Catherine Ann Staton

Professor of Emergency Medicine

Catherine Staton MD MSc

Dr. Staton is a Professor in Emergency Medicine (EM), Neurosurgery & Global Health with tenure at Duke University. She is the Director of the GEMINI (Global EM Innovation & Implementation) Research Center and the EM Vice Chair of Research Strategy & Faculty Development. Her research integrates innovative implementation methods into health systems globally to improve access to acute care.

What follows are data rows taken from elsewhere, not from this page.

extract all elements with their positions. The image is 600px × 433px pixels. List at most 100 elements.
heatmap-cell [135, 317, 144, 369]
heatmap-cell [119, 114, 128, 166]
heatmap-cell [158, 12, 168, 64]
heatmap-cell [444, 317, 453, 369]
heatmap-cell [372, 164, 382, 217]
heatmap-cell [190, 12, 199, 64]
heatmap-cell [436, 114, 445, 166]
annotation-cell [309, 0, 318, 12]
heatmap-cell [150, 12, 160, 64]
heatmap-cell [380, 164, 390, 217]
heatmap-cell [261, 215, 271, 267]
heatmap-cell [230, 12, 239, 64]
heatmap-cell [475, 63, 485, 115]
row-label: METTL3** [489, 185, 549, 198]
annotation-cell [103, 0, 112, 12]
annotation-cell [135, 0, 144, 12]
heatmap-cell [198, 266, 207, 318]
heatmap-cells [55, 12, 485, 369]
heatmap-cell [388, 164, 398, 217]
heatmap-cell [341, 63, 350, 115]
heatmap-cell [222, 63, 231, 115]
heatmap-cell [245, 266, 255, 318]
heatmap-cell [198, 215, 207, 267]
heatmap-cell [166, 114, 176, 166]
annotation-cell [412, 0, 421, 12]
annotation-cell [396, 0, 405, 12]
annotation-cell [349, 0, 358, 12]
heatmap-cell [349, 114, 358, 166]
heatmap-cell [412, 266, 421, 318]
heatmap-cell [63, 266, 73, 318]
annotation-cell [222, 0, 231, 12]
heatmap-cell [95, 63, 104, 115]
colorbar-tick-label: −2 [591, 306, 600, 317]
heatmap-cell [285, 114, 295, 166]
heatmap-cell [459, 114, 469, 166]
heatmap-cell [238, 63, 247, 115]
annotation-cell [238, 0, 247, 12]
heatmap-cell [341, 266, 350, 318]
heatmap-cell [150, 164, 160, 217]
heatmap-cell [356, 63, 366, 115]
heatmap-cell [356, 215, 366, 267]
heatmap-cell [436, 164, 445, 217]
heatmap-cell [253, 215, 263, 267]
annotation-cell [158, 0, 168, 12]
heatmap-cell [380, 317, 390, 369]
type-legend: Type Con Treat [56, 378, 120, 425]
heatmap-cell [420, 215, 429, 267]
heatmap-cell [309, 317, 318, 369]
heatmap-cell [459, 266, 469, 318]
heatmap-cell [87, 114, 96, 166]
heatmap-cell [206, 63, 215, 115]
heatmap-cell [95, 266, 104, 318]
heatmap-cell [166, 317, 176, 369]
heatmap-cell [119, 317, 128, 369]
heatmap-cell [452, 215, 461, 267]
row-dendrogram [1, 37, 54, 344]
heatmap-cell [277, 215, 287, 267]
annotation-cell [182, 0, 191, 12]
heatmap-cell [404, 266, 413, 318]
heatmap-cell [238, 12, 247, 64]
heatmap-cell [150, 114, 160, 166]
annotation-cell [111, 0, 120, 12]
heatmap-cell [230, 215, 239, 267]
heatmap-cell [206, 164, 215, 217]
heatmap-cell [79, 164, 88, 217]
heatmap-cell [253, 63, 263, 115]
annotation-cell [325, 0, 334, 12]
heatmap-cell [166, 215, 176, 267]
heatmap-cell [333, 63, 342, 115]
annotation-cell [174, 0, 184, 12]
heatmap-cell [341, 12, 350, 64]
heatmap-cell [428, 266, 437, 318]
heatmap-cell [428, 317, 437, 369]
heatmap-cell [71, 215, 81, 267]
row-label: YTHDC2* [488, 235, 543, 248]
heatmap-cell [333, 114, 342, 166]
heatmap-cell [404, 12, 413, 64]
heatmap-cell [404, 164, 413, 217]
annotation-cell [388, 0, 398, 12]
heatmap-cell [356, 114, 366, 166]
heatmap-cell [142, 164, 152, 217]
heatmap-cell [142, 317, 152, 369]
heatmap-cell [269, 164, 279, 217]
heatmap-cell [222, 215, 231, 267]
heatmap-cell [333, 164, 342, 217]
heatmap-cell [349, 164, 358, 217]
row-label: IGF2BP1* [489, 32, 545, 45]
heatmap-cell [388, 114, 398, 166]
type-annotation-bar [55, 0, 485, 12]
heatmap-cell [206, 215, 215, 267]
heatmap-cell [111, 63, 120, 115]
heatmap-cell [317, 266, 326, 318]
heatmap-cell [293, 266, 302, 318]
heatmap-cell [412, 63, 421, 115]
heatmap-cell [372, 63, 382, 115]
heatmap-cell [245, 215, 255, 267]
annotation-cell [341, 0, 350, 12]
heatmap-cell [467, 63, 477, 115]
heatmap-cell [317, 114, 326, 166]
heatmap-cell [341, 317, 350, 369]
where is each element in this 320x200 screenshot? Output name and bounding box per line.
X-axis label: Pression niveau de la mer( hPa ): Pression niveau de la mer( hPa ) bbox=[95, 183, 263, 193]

In 2012, with an injury registry at Kilimanjaro Christian Medical Center, Tanzania Dr. Staton demonstrated 30% of injury patients had at risk alcohol use, providing preliminary data for a K01/Career Development Award. Her K01 award adapted a brief alcohol intervention to the KCMC ED and Swahili. This intervention has been proven to reduce 26 binge drinking events per year compared to usual care, and the team is now planning for regional implementation. Dr. Staton and her mentor and collaborator Dr. Mmbaga are co-PD of the “The TReCK Program: Trauma Research Capacity Building in Kilimanjaro” to train 12 masters and doctoral learners to conduct innovative implementation and data science projects to improve care for injury patients. Currently, Dr. Staton and GEMINI partners with over a dozen faculty from over 6 low- and middle-income countries to conduct research, has mentored over 150 learners from undergraduate to post-doctoral levels from high, middle and low- income settings and has over 160 manuscripts.